Aramique Krauthamer : le virtuel est bien réel

Originaire de New York et installé à Lyon depuis deux ans, Aramique Krauthamer est à l'origine d'un groupe de travail qui centre ses activités autour du concept de réalité virtuelle : le Reality Research Lab.


« Depuis que je suis installé à Lyon, je souhaite participer au développement de la culture et des arts numériques dans cette ville. J'aimerais participer, avec mes moyens et mes contacts, à l'éclosion et à la croissance de ce que je considère comme l'une des plus importantes pépinières de talents de France. Il ne se passe pas tant de chose à Paris, Lyon est beaucoup plus dynamique dans ce domaine » déclare, sûr de lui, Aramique Krauthamer, la trentaine et fraichement débarqué de New York il y a deux ans.

Sous les traits paisibles de « cet américain bien tranquille » comme l'aurait écrit Graham Green, se cache un artiste ambitieux, au fait des nouvelles technologies et de ses usages. Installé à Sofffa, l'espace de co-working situé 17 rue Sainte-Catherine dans le 1er, Aramique Krauthamer s'inscrit rapidement dans la vie numérique locale. À l'origine d'un premier Meetup qui vit se réunir des éléments clés des arts et pratiques numériques de la ville (le studio Théoriz, XLR Project, Flair, l'AADN ou encore Paradoxa et Crossed Lab), Aramique est rapidement identifié comme un acteur majeur en faveur du développement de ses nouvelles disciplines artistiques au sein desquelles l'informatique, la programmation et le réseau sont omniprésents.

Poète mais passionné de communication

Aramique Krauthamer n'a pas un bagage scientifique. Pas de passage par la Silicon Valley, même s'il en fréquente aujourd'hui des personnalités importantes, avec lesquelles il collabore régulièrement : « mon programme à l'université était centré autour de la poésie et de l'écriture performative. Initialement, je voulais devenir journaliste, scénariste ou poète. Quand j'ai terminé mes études, Facebook, YouTube et toutes ces nouvelles plateformes digitales étaient en pleine émergence. Cela m'a tout de suite passionné ». Les belles lettres, mais surtout la communication et la notion de réseau auront les faveurs du jeune homme dans les années 2000.

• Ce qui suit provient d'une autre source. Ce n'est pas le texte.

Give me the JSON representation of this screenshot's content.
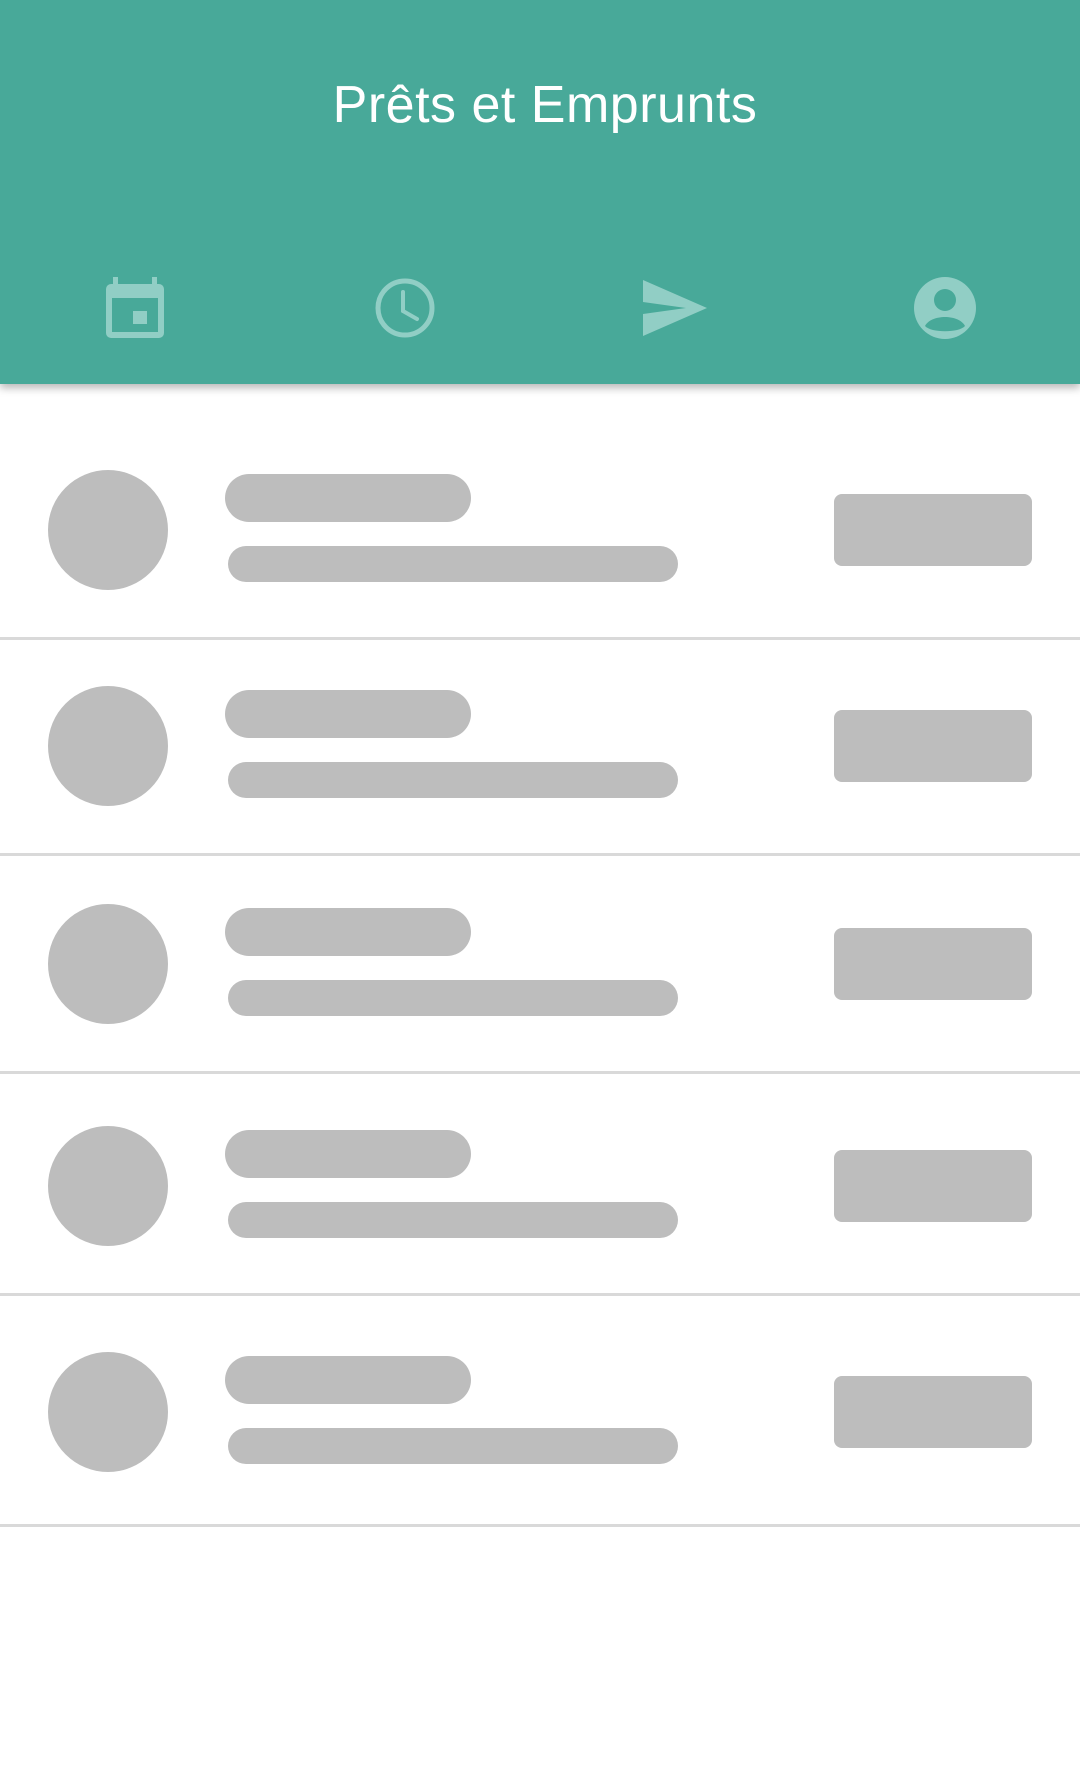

Les possibilités d'innovation et d'expérimentation en réseau sont ce qui l'intéresse en priorité. Il ne faudra pas longtemps à Aramique pour se lancer et créer ses propres installations. La poésie n'est pourtant pas absente du discours de cet artiste aussi pragmatique qu'imaginatif :

« Depuis quelques années, la réalité virtuelle est devenue le centre d'intérêt principal de beaucoup d'investisseurs, que ce soit dans le domaine de l'art, ou dans celui du divertissement. Les grandes entreprises investissent d'importantes sommes dans ce domaine. Je ne pense pas que nous savons vraiment où nous allons, mais pour moi, le plus intéressant est de créer des formes d'art qui permettent au public de participer d'une nouvelles manière. »

La réalité s'apprécie mieux « augmentée »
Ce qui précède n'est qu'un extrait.